Segundo corte: en California, miles de «sin techo» hacinan sus sueños rotos en lo que es la otra cara de uno de los lugares, más prósperos del mundo, allá donde Apple o Google han forjado su leyenda. A poca distancia de donde la tecnología de hoy y del mañana se materializa, hay gente que no tiene dónde vivir y apenas qué comer, demostrando fehacientemente que una cosa es predicar (todas estas ultratecnológicas firmas nos prometen que salvarán el mundo) y otra dar trigo. Y que toda idea del mundo que incluya gente sin acceso a sanidad, alimento o techo es una majadería.
Estos sinsentidos, sangrantes y obscenos, pasan y seguirán pasando a tasa creciente en tanto no nos esforcemos por desarbolarlos. Para ese afán necesitamos a los humanistas. No estamos sobrados de entendimiento sobre lo humano; al contrario. Conforme más chavales denuestan esta clase de estudios, nos vamos quedando huérfanos de reflexión que ayude a solucionar nuestros problemas, medianos o grandes. Demasiada gente corre y demasiada poca dialoga y templa. Si no lo corregimos, esto no saldrá bien. El mundo que se va perfilando se aleja más y más del ideal justo y sano al que todos aspiraríamos si, como nos hace imaginar Rawls, no supiésemos el resultado de la lotería genética y social que nos entregará un boleto u otro en nuestra existencia.

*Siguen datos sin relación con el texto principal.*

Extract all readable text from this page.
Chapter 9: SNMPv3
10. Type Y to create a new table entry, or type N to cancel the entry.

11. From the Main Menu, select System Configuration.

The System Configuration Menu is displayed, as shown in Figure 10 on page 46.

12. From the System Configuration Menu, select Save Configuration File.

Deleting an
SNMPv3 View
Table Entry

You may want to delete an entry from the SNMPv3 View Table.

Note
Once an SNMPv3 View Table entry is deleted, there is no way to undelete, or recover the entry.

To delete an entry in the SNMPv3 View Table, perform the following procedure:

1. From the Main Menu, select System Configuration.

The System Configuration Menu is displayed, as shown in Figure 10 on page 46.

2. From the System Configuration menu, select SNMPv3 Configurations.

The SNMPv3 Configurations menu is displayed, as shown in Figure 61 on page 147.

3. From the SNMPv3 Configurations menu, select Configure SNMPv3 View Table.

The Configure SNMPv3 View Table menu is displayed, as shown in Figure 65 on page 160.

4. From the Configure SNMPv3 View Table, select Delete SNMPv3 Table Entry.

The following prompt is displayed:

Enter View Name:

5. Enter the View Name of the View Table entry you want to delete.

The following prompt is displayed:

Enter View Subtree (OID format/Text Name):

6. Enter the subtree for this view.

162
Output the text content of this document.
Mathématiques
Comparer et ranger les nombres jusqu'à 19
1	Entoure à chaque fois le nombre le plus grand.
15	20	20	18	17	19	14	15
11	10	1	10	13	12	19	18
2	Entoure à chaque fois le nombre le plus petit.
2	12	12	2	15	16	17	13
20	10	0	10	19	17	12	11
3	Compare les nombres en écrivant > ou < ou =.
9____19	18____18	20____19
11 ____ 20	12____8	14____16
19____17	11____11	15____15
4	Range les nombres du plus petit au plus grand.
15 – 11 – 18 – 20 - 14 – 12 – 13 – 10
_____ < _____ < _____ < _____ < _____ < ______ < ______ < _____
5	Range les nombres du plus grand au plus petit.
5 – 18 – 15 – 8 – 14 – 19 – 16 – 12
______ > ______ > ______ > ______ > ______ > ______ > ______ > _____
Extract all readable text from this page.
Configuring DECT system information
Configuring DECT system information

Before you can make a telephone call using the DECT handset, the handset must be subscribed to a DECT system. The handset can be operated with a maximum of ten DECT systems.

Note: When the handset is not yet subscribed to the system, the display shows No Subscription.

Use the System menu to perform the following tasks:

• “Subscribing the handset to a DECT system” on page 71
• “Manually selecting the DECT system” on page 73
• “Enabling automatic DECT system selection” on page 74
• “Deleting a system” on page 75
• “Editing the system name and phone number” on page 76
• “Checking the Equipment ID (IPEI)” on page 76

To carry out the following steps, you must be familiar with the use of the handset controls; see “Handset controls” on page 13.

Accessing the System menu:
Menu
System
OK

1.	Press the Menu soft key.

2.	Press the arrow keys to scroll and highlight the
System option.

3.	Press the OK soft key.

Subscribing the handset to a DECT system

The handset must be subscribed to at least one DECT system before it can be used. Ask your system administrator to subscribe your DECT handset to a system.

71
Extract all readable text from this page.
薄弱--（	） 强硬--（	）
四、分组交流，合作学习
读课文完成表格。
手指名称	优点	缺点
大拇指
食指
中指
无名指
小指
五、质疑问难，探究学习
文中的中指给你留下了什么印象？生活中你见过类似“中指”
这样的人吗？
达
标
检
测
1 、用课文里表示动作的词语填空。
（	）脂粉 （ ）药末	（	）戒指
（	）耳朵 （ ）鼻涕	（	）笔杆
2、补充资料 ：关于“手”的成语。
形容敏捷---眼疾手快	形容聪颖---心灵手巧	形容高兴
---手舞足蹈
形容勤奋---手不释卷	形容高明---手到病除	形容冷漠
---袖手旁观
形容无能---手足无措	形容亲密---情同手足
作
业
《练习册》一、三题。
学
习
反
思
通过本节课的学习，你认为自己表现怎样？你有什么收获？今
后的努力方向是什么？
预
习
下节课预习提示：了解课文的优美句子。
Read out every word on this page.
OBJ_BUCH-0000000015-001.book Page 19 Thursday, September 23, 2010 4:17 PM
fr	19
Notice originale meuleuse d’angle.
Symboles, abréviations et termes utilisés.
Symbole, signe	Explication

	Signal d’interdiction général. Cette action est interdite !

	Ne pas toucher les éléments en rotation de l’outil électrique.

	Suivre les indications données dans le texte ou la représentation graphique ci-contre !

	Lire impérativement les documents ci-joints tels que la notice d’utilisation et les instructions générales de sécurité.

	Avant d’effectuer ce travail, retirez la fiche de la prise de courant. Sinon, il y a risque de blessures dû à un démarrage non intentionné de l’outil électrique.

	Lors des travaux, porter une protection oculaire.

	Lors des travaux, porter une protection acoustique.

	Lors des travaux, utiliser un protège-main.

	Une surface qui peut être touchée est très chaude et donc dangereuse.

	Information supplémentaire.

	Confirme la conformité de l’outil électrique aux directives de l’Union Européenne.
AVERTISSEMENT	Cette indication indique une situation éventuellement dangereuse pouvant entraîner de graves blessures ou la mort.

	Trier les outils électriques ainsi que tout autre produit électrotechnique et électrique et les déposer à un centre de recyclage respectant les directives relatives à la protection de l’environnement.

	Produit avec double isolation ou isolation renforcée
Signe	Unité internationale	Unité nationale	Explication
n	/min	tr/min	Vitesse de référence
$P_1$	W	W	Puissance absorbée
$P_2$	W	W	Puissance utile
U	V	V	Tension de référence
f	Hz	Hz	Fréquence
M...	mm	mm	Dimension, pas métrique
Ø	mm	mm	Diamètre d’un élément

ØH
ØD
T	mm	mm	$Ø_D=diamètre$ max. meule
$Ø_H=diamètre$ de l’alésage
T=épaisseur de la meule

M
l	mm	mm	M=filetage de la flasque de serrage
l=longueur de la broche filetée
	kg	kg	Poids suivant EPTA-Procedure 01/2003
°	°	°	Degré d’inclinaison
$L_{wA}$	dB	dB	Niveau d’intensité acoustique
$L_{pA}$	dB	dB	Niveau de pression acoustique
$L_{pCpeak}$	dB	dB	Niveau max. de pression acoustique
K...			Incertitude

Las humanidades salvarán el mundo, porque solo nos salvará comprendernos, y querernos: de la proporción de humanistas dependerá que haya un futuro que merezca la pena conservar. Los sociólogos y los filólogos contribuyen decisivamente a saber quiénes somos y qué versión de nosotros mismos nos conviene impulsar. Por añadidura, todo humanista se ve abocado a amar lo humano (si hace honor a su campo, por supuesto), y si la especie no se quiere lo suficiente, acabará por sucumbir. Nada de esto suele constarles a los ingenieros, pero el problema es suyo; si no lo remediamos, terminará siendo problema de todos.
Resumiendo, las humanidades contribuyen a hacerte una persona de verdad, por resultar decisivas para el desarrollo de esa maravilla personal insustituible que llamamos criterio o juicio personal, y por contribuir a que otros desarrollen el suyo. Sirve aquí la intervención de Will Hunting-Matt Damon, que le explicaba al «Clon de Michael Bolton» cómo era eso de tener ideas propias y devenir un ser humano genuino, y cuánto importaba.
De vuelta al bar, y si hemos raptado a nuestro acogotado humanista para leerle este artículo, devolviéndolo después al centro de la escena, quizás hayamos conseguido que recuerde por qué no tiene que aguantar impertinencias ni que le perdonen la vida. Sí, es lo que me gusta imaginarme: que se sabe ya un baluarte de la civilización y que educadamente le dirá al tecnólogo: «Está muy bien lo que haces por este mundo; te lo agradezco de veras, y espero que no te moleste si entretanto yo me dedico a tratar de construir su mejor versión en función de lo que realmente son los seres humanos».